Prazer semelhante a esse, pela tortura/humilhação, houve durante o período escravocrata aqui no Brasil e em outras nações: o que, assim como o fato acerca dos gladiadores, pode ser confirmado em registros históricos. Nesse período, tanto os senhores, quanto as sinhás; ainda que não quisessem segurar os chicotes ou preparar os aparelhos de tortura, eram complacentes e apreciadores assíduos de tal violência. Esses encarregavam os capitães do mato da tarefa física de torturar, enquanto degustavam a cena degradante - com a saliva a escorrer pelos lábios- sentados como espectadores. No filme "Django livre" e "12 anos de escravidão" é possível ver algumas torturas muito praticadas; como o "forno", no qual o escravo era colocado em uma caixa de ferro, sob o sol, e era deixado a mercê do calor infernal e da aguda desidratação.
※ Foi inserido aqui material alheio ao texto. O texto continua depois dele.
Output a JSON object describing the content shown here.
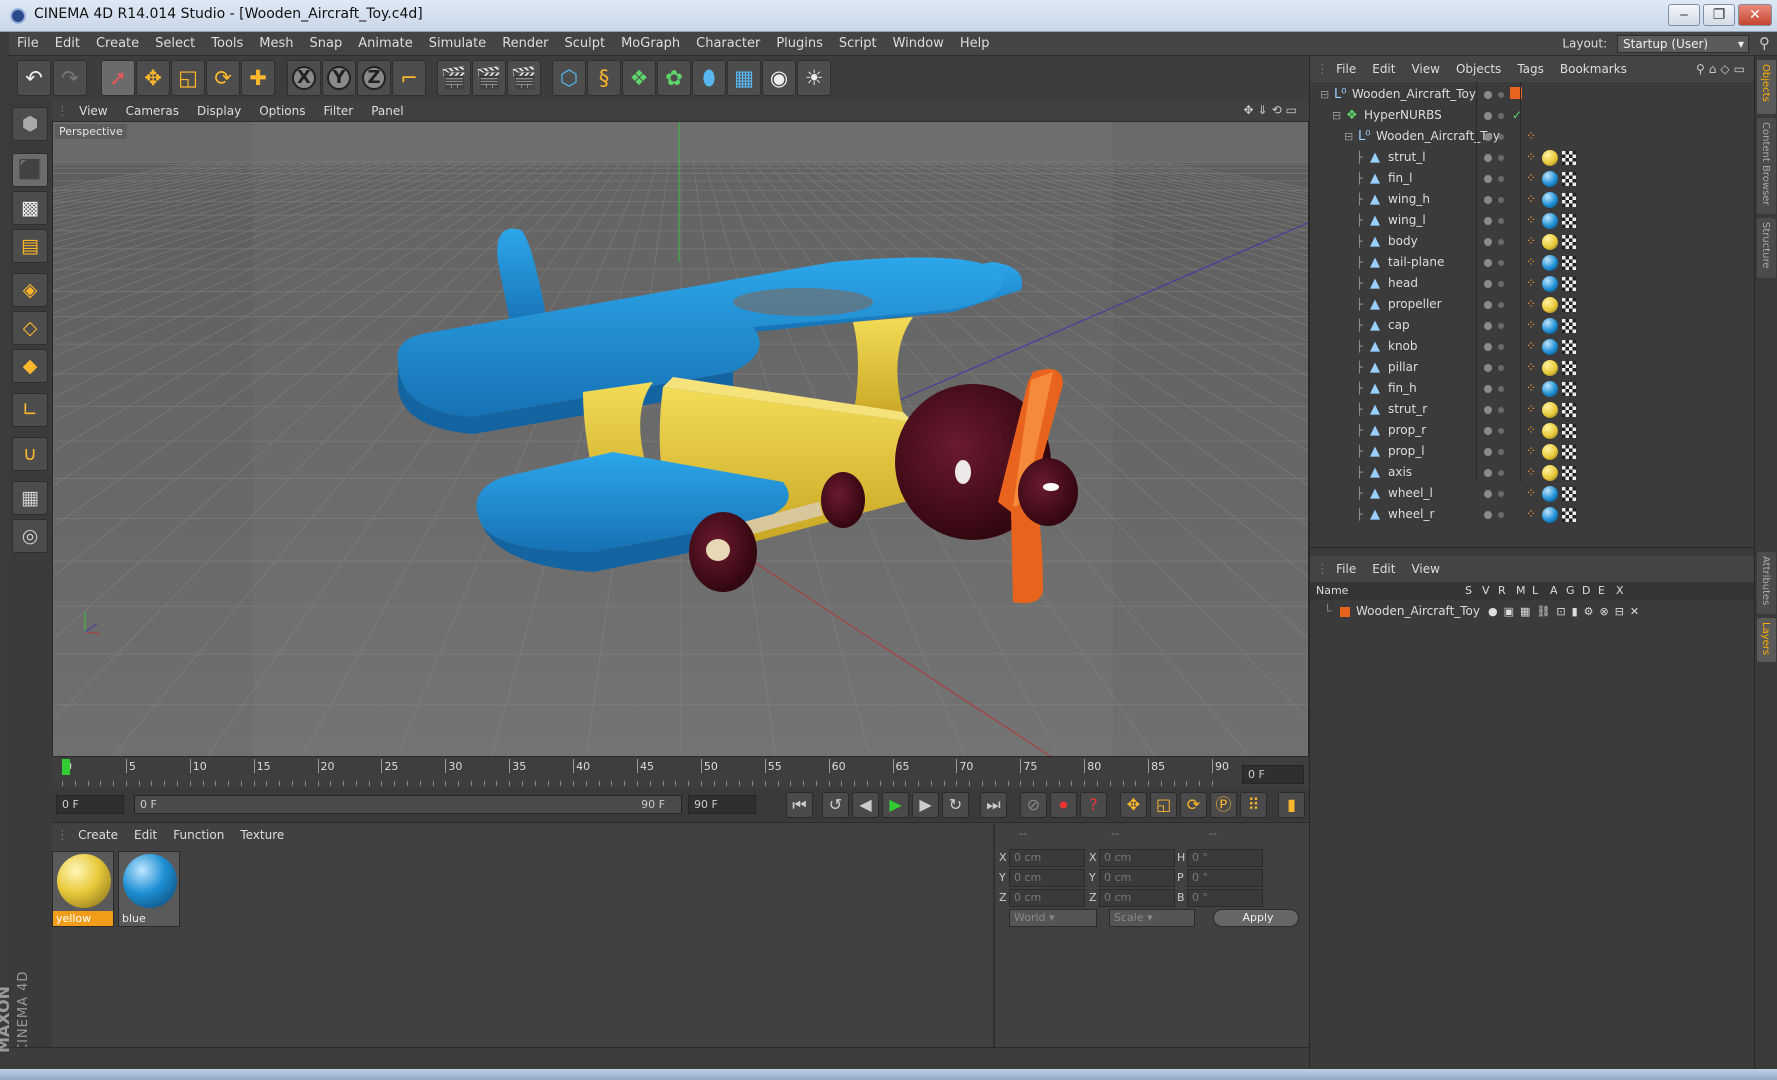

Todos esses fatos comprovam o quanto é cultural a indiferença e até o prazer pela exploração/castigo na história da humanidade: mesmo para quem não é o explorador. Posso citar também a inquisição e a espetacularização da morte através da fogueira, os "eventos" de enforcamento e crucificação, o reinado sanguinário de Leopoldo na Bélgica; bem como os "esportes" cujas vítimas são animais: exemplo disso são as rinhas de galo e as touradas. Outrossim, faz-se oportuno percorrer os eventos históricos até os dias atuais, para abordar a conduta de uma instituição que possui, com respaldo constitucional, a força e o poder como ferramenta de trabalho. Essa instituição, a polícia, emergida em uma sociedade cruel - não pacifista - e de posse do poder da lei, é responsável pela criação de terroristas - os que gozam pelo sofrimento alheio - entre os seus membros: sem generalizar, obviamente.
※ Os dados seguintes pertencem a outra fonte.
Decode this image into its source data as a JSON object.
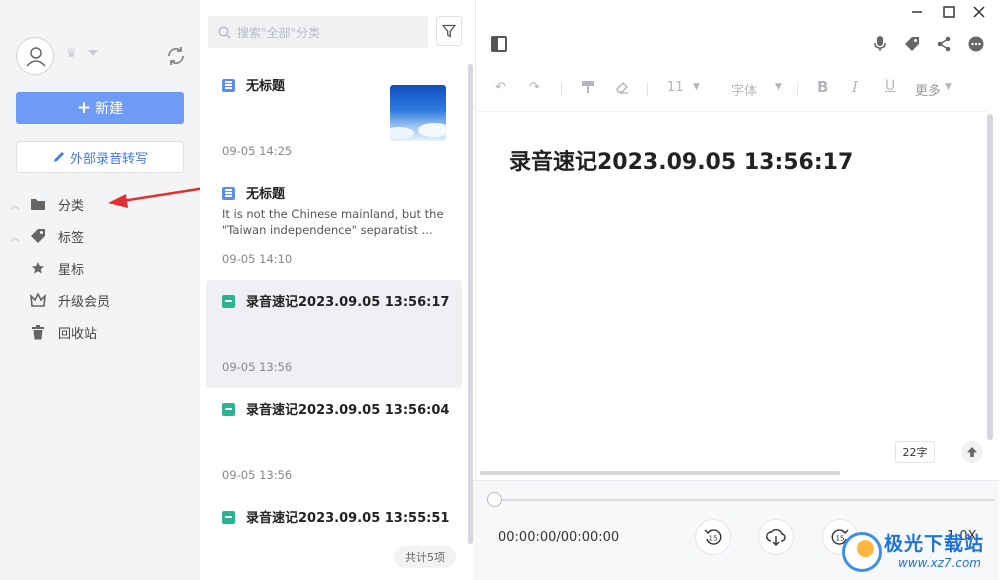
{
  "sidebar": {
    "new_label": "新建",
    "external_label": "外部录音转写",
    "nav": [
      {
        "label": "分类",
        "icon": "folder-icon",
        "expandable": true
      },
      {
        "label": "标签",
        "icon": "tag-icon",
        "expandable": true
      },
      {
        "label": "星标",
        "icon": "star-icon",
        "expandable": false
      },
      {
        "label": "升级会员",
        "icon": "crown-icon",
        "expandable": false
      },
      {
        "label": "回收站",
        "icon": "trash-icon",
        "expandable": false
      }
    ]
  },
  "list": {
    "search_placeholder": "搜索\"全部\"分类",
    "total": "共计5项",
    "notes": [
      {
        "title": "无标题",
        "type": "doc",
        "snippet": "",
        "time": "09-05 14:25",
        "has_thumb": true
      },
      {
        "title": "无标题",
        "type": "doc",
        "snippet": "It is not the Chinese mainland, but the \"Taiwan independence\" separatist ...",
        "time": "09-05 14:10",
        "has_thumb": false
      },
      {
        "title": "录音速记2023.09.05 13:56:17",
        "type": "audio",
        "snippet": "",
        "time": "09-05 13:56",
        "active": true
      },
      {
        "title": "录音速记2023.09.05 13:56:04",
        "type": "audio",
        "snippet": "",
        "time": "09-05 13:56"
      },
      {
        "title": "录音速记2023.09.05 13:55:51",
        "type": "audio",
        "snippet": "",
        "time": ""
      }
    ]
  },
  "editor": {
    "toolbar": {
      "font_size": "11",
      "font": "字体",
      "more": "更多"
    },
    "title": "录音速记2023.09.05 13:56:17",
    "word_count": "22字"
  },
  "player": {
    "time": "00:00:00/00:00:00",
    "rewind_label": "15",
    "forward_label": "15",
    "speed": "1.0X",
    "progress": 0
  },
  "watermark": {
    "text": "极光下载站",
    "url": "www.xz7.com"
  },
  "colors": {
    "accent": "#6d9bf6",
    "audio_icon": "#2bb48f",
    "doc_icon": "#5b8def",
    "arrow": "#e03030"
  }
}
No último dia primeiro, domingo, jovens - em sua maioria menores de idade- foram mortos após uma tentativa de "dispersão" da polícia: versão essa desmentida pelos vídeos que circulam nas redes. Imagino esses jovens ao longo da semana anterior, nas escolas e bairros próximos, em total frenesi pela festa que iria acontecer. Além de outros que foram por pura curiosidade: pode ser que até escondidos dos pais. Tal festa era um baile de rua para periféricos em uma localidade periférica que não possui outra opção de lazer para a juventude. É muita inocência/alienação/malícia estigmatizar esse baile apenas pelas ilicitudes que lá ocorrem, pois esses desvios são iguais ou menores aos que acontecem nos carnavais de rua, raves, boates, etc.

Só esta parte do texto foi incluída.